Dynamic-programming approach to the selection and timing of generation-plant additions

Many basically different types of generating units, such as nuclear, hydroelectric, steam- and gas-turbine units, could be added to a generating system to meet constantly growing installed-capacity requirements. Since each of these types may also vary considerably in capital cost, size, efficiency, fuel and site location, there are a very large number of possible choices each time a new generating unit is needed. Moreover, once a unit is purchased, its known capital fixed charges continue for the life of the plant, while its fuel and operating costs will initially depend on the composition and characteristics of the system prior to the installation of the new unit, later depending also on the relative efficiencies of units added subsequently, since these will directly affect the future power and energy supplied by the new unit to the system. In order to evaluate the economic merits of a particular type and size of unit to be added to a particular system, it is therefore necessary to determine the total costs associated with this choice over the projected life of the unit, in conjunction with each of the many thousands of combinations of future units that might be added during this lifetime period to be studied. At any stage in the process of making these decisions, the correct choice cannot be made without considering all possible decisions that might have been made during earlier stages and that might be made in future stages.
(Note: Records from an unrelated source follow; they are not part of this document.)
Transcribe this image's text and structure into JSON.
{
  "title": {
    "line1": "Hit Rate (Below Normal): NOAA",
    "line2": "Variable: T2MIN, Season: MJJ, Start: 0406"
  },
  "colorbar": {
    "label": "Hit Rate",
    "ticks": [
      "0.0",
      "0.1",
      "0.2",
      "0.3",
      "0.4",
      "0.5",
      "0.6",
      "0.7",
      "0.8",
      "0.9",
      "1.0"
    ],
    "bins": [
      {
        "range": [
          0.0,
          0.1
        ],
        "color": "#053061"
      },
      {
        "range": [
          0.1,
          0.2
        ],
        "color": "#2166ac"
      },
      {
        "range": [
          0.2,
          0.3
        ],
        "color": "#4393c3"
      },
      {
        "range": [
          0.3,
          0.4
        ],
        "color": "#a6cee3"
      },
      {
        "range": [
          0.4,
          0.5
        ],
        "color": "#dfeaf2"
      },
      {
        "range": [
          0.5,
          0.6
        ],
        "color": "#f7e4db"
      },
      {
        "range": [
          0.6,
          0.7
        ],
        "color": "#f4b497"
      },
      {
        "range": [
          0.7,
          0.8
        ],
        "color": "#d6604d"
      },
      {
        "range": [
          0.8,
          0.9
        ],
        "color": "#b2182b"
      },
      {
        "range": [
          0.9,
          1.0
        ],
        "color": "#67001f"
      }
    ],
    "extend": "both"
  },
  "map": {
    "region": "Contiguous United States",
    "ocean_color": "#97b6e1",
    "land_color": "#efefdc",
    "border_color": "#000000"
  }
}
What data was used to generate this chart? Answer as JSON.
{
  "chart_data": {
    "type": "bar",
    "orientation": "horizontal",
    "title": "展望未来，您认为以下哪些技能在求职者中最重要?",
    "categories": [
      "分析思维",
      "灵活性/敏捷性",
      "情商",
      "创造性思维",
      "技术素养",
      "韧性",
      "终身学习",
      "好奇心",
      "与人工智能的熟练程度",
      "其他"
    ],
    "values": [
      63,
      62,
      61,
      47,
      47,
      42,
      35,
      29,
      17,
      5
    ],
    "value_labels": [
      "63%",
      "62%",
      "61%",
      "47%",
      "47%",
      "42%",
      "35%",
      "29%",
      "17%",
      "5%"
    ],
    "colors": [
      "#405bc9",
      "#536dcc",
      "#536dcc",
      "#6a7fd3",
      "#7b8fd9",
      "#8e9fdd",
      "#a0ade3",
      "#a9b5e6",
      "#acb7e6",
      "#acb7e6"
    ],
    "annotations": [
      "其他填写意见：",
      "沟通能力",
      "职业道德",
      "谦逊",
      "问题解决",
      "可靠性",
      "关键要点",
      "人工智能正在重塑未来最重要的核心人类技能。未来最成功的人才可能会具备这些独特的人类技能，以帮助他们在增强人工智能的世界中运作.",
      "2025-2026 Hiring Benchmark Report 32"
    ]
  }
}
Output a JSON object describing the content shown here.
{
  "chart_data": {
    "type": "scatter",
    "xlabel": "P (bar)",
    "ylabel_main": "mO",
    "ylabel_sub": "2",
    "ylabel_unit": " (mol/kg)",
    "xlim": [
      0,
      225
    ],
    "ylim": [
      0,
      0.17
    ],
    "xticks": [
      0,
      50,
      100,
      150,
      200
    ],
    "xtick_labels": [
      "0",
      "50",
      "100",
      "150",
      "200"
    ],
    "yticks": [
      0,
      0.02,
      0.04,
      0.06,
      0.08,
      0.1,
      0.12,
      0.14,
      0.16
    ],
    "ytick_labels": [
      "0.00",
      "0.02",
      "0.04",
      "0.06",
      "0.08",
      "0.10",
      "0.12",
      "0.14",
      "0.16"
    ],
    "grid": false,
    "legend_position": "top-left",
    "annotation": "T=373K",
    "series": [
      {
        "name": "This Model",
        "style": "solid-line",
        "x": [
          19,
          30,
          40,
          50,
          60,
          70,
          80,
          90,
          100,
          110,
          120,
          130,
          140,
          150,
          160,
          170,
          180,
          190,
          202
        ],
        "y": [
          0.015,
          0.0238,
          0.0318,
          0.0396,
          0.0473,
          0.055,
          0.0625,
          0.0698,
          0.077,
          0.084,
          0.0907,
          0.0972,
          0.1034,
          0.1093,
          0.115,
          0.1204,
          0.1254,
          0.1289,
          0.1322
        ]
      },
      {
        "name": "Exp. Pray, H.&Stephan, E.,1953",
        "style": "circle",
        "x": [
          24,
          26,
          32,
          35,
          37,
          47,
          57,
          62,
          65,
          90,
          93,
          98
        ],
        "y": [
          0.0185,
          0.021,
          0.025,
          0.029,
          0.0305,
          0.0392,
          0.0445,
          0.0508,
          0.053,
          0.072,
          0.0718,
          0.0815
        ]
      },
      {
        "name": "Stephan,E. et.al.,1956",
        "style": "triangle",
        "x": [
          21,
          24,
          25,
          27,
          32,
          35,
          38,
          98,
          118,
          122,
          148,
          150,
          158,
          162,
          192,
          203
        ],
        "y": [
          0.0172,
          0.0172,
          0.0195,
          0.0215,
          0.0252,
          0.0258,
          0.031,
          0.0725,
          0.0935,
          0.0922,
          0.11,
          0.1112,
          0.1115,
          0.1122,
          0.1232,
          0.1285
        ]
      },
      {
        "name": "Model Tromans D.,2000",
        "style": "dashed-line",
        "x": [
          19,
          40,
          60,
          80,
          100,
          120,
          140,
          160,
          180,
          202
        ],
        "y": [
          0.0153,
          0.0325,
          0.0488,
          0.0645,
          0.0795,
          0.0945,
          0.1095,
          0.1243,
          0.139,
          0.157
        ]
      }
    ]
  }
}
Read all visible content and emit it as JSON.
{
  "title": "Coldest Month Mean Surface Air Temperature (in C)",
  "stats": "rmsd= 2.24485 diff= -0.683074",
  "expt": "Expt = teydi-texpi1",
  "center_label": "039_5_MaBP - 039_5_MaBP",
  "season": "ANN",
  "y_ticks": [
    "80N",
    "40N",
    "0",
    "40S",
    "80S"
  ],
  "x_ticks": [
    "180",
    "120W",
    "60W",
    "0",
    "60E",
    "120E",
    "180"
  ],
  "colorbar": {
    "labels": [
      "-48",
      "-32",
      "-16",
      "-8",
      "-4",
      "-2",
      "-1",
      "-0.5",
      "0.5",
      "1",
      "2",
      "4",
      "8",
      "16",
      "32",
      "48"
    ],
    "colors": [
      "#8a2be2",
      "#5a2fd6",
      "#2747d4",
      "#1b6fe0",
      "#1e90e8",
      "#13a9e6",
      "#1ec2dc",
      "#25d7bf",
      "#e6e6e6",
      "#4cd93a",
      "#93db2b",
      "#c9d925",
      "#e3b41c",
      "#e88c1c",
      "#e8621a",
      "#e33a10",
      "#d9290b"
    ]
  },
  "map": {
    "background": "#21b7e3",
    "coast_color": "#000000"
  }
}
The paper describes a dynamic-programming application to this particular problem, which, by eliminating many alternatives during each stage or year of a long-range study period, reduces the number of possible choices to proportions that can be handled and evaluated by a medium-sized digital computer, when using relatively simple reserve-capacity-requirement and production-cost logic, but which can become an exceptionally accurate tool in system-planning studies when programmed for use on a large computer.